Die Dienstreisen in Ausland gehen weiter, wenn auch nur in der Europa League, welche aber meines Erachtens, von den Reisezielen her, die interessantere Aufgabe bietet. Immerhin hatte man die Gelegenheit an abgelegene Orte zu Reisen, die sonst nicht besucht werden würden. Das Los sollte mich dann nach Süditalien führen. Neapel genauer gesagt.
Mein Kollege und ich traten unsere Reise via Nürnberg und Rom, in der letzten Etappe per Mietwagen von Rom nach Neapel an. Das Autofahren in Neapel darf durchaus als absolutes Abenteuer gewertet werden. Rote Ampeln gelten lediglich als Empfehlung. Nach ein paar Minuten hatte ich mich aber an das Chaos auf den Straßen gewöhnt und das Gesetz des Stärkeren verinnerlicht, auch wenn insbesondere die stark befahrenen Kreuzungen für ungläubiges Staunen sorgten. Einfach fahren, die anderen halten schon an, hat dann auch wunderbar geklappt und ich konnte das Auto sicher zu unserem Hotel in einer Nebenstraße manövrieren. Dort erwartete uns ein netter Typ, welcher uns und unser Auto via eines Fahrstuhles auf das Dach des Hauses manövrierte und somit für Sicherheit vor den kriminellen Banden sorgte. Mit einem KFZ bin ich jetzt aber wirklich noch nie in einem Aufzug gefahren, strange Nummer.

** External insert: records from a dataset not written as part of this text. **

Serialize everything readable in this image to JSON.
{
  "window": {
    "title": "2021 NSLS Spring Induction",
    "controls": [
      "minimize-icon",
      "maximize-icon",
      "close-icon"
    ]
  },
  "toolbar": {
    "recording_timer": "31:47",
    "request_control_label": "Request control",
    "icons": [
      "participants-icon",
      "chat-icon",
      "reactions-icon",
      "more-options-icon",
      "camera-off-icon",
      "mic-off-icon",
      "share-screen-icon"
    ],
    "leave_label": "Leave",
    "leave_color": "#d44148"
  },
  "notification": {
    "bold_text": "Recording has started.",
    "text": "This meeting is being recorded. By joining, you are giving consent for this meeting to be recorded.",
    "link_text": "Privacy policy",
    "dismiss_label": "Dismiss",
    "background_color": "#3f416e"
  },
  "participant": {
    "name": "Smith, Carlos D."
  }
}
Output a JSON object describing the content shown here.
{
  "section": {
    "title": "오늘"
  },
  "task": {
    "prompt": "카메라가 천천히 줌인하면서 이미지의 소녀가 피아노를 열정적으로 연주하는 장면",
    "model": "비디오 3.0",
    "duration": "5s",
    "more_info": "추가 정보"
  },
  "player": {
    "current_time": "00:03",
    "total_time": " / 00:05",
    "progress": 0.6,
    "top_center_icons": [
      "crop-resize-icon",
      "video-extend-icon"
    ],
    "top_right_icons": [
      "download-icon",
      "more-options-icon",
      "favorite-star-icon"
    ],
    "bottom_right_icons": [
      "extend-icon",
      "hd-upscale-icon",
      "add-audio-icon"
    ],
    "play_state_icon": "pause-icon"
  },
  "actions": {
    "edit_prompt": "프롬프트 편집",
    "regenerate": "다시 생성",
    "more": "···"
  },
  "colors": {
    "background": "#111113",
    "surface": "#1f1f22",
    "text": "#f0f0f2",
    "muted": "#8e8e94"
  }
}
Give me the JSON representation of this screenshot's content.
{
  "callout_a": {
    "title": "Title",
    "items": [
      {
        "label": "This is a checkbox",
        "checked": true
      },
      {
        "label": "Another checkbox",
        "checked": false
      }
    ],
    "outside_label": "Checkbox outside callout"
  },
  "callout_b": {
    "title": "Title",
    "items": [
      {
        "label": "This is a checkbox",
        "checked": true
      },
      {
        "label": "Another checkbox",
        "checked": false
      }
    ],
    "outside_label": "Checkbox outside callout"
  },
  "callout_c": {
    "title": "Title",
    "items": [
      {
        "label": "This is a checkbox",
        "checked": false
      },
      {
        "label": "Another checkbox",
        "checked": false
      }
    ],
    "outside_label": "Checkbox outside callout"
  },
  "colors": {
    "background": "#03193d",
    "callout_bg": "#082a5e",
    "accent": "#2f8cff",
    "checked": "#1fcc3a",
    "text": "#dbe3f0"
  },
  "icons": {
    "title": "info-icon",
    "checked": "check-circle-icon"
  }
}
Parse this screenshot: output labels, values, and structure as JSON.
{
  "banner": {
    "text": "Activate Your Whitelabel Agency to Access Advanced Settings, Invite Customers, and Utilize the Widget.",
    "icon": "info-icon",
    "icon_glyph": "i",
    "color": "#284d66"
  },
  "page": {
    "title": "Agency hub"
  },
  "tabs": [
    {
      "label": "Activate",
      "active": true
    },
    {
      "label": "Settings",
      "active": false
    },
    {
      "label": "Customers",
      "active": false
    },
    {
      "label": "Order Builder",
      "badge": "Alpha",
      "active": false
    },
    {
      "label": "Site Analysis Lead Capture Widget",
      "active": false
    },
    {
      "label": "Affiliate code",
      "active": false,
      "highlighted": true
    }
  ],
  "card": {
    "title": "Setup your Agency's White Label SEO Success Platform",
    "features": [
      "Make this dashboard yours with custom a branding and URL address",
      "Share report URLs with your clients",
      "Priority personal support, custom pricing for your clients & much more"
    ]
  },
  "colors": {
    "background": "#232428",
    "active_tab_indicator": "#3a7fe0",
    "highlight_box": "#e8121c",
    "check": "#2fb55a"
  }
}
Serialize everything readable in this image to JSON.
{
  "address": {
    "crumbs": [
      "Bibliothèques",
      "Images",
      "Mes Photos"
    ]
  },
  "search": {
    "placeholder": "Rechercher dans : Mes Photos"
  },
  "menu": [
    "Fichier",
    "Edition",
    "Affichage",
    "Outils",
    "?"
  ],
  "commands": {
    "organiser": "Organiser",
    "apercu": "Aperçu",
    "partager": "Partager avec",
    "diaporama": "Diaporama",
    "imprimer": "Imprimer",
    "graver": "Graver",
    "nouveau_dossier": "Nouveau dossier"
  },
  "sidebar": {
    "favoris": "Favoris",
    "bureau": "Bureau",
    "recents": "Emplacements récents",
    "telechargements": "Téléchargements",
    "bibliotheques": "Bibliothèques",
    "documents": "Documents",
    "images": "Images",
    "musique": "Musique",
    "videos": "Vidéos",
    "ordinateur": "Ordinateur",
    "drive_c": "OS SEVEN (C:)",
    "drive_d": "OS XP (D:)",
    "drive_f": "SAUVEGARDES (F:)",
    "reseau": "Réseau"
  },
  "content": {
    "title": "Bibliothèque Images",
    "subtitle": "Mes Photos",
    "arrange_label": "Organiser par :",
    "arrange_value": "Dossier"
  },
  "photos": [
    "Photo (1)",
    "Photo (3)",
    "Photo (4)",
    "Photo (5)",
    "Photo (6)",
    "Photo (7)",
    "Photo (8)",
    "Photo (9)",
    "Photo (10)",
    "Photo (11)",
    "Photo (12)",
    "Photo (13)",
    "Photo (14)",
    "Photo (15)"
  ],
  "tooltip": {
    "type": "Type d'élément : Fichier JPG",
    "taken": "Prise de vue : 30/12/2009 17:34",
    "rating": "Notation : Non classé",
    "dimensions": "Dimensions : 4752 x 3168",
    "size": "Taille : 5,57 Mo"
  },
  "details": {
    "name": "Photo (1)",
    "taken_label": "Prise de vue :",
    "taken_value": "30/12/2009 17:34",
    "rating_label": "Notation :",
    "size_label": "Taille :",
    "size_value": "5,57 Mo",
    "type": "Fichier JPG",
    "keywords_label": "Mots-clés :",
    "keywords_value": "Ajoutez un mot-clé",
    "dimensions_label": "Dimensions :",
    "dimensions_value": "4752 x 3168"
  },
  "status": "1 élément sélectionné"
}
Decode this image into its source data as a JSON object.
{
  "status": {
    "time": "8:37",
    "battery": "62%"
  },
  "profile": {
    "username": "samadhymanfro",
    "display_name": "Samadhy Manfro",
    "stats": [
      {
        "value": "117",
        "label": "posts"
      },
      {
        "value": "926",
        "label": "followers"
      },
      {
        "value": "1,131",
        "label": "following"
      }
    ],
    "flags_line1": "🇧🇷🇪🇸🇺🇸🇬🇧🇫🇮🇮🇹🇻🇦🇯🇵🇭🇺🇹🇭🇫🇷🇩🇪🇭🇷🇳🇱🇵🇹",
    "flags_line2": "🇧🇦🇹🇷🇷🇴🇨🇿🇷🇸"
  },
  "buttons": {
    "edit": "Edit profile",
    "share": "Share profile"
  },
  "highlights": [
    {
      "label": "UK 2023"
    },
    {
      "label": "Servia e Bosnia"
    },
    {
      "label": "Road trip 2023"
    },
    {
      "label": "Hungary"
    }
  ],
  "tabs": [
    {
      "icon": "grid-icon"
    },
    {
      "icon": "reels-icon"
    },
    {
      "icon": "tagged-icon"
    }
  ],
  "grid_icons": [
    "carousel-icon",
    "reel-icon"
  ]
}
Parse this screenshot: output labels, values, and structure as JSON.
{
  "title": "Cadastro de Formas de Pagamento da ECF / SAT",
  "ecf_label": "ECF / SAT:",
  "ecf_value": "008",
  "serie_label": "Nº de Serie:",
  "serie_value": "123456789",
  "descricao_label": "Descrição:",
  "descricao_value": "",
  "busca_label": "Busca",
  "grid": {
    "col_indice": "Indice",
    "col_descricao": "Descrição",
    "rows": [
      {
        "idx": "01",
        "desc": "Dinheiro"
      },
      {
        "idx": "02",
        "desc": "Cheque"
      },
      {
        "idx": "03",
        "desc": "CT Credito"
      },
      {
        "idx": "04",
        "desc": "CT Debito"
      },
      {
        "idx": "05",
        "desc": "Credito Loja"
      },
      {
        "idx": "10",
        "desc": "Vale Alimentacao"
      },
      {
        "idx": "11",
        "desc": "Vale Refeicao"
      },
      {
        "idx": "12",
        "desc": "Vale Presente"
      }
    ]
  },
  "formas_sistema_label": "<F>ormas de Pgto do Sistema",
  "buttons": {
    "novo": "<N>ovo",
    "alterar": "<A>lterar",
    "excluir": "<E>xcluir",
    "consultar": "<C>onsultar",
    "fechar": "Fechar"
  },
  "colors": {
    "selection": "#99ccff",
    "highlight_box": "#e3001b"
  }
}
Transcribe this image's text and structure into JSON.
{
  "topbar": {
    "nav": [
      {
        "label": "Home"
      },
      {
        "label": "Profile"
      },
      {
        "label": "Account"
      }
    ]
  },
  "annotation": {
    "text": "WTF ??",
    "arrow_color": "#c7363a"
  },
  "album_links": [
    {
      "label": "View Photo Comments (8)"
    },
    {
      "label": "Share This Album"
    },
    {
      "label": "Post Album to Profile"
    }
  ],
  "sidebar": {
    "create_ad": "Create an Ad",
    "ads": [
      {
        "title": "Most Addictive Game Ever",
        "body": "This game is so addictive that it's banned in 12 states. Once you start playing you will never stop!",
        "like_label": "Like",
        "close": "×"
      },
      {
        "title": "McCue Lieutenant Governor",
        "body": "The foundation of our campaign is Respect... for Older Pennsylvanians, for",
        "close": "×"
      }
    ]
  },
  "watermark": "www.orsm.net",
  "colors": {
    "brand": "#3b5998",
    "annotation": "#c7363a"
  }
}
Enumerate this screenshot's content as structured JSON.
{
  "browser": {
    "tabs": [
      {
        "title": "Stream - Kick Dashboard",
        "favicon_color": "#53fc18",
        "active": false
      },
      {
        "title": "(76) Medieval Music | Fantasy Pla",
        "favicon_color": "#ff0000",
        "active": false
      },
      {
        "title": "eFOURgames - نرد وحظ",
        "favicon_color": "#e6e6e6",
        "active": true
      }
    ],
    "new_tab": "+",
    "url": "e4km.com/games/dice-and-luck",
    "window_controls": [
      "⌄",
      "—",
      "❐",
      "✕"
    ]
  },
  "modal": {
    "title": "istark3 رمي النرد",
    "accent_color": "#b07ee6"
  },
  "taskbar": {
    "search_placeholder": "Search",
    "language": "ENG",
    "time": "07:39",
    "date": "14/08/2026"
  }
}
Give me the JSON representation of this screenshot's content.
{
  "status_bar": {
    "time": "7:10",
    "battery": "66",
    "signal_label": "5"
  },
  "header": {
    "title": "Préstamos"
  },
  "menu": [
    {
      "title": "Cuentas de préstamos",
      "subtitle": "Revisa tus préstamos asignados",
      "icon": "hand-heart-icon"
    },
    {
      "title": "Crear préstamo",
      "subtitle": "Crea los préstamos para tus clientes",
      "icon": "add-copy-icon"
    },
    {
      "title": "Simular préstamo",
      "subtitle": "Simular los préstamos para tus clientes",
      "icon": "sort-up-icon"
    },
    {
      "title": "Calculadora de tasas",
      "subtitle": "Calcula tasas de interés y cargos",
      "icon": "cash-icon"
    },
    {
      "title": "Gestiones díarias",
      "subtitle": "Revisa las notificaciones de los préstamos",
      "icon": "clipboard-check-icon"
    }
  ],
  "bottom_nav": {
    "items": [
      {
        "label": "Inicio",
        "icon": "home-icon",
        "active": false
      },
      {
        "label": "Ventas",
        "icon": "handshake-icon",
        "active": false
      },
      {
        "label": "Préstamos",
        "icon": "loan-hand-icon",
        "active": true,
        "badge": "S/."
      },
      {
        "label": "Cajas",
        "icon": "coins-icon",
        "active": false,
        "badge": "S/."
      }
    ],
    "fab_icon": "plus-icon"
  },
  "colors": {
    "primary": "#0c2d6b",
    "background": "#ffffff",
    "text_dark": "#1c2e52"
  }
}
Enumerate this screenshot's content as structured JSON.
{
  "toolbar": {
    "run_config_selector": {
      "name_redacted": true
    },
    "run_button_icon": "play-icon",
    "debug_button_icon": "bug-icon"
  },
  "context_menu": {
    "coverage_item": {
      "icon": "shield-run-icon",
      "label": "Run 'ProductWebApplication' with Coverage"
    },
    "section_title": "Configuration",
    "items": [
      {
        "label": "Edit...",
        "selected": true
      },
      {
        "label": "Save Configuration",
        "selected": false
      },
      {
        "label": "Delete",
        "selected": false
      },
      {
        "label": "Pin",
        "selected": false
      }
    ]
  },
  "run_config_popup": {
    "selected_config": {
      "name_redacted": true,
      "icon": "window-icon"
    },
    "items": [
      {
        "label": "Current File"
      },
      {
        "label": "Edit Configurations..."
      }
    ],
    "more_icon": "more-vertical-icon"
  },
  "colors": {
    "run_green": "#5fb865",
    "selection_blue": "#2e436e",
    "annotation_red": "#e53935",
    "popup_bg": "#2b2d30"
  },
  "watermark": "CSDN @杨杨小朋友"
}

Neapel stellt mit knapp einer Million Einwohner die drittgrößte Stadt in Italien dar, und gilt aufgrund der Mafiaorganisation Camorra als eine der kriminellsten Städte in Europa. Entsprechend war Vorsicht geboten und jederzeit wachsam, insbesondere gegenüber Motorrollern, zu sein, da die meisten Taschendiebstähle via Motorroller von statten gingen. Da die Mafia auch die Müllentsorgung kontrolliert, stellt sich Neapel als ziemlich abgefuckte und verdreckte Stadt dar. Welche aber durch seine Abgefucktheit und insbesondere durch seine unzähligen Graffiti zu beeindrucken wusste. Die Stadt bröckelte an allen Ecken und Enden und bot dadurch ihren ganz eigenen Charme und man konnte die Kriminalität förmlich riechen. Weiterhin stellt die Stadt einen Graffitihotspot dar, so dass Sprayer aus ganz Europa den Weg nach Neapel suchten um sich dort zu verewigen.
Das Stadio San Paolo wurde für die WM 1990 erbaut und seit dem nicht mehr saniert. Ein imposantes Bild tut sich auf, wenn man im Ground steht und den kleinen Unterrang kombiniert mit dem überdimensionierten Oberrang sieht. Selbstreden ist die Hütte komplett überdacht und völlig vergammelt. Auf dem Oberrang wachsen Pflanzen, die Sitze sind völlig ausgeblichen, die Klos entsprechen einem Standard aus dem letzten Jahrhundert und an allen Ecken bröckelt der Putz von den Wänden. Utopisch geile Bude!
Und auch die italienische Fankultur wusste zu imponieren, gilt sie doch als Begründer der Subkultur Ultra. Entsprechend gespannt war ich auf die Beiden Kurven. Denn Neapel bot mit Ultras Napoli und FED AYN 1979, in der Curva B, und diversen Gruppen in der Curva A, einige der ältesten Gruppen Italiens. Insbesondere FED AYN 1979 wird nächstes Jahr 40 Jahre alt. 40 Jahre Ultra hinterlassen Spuren und eine ganz eigene Mentalität. Und diese hat mich am meisten beeindruckt, denn die italienische Ultras-Mentalität konnte man förmlich spüren, sei es durch Graffitis, Support und Kleidungsstil, und diese hob sich deutlich von der Mentalität in den heimischen Gefilden ab.
Alles in allem war die Reise nach Neapel sehr beeindruckend, sei es durch die Erlebnisse im Stadion, aber auch durch die Stadt an sich. Ich fühlte mich stets beobachtet und auch ein bisschen beklemmt, aber niemals unwohl und war letztendlich von der Abgefucktheit und dem Alter der Stadt schwer beeindruckt.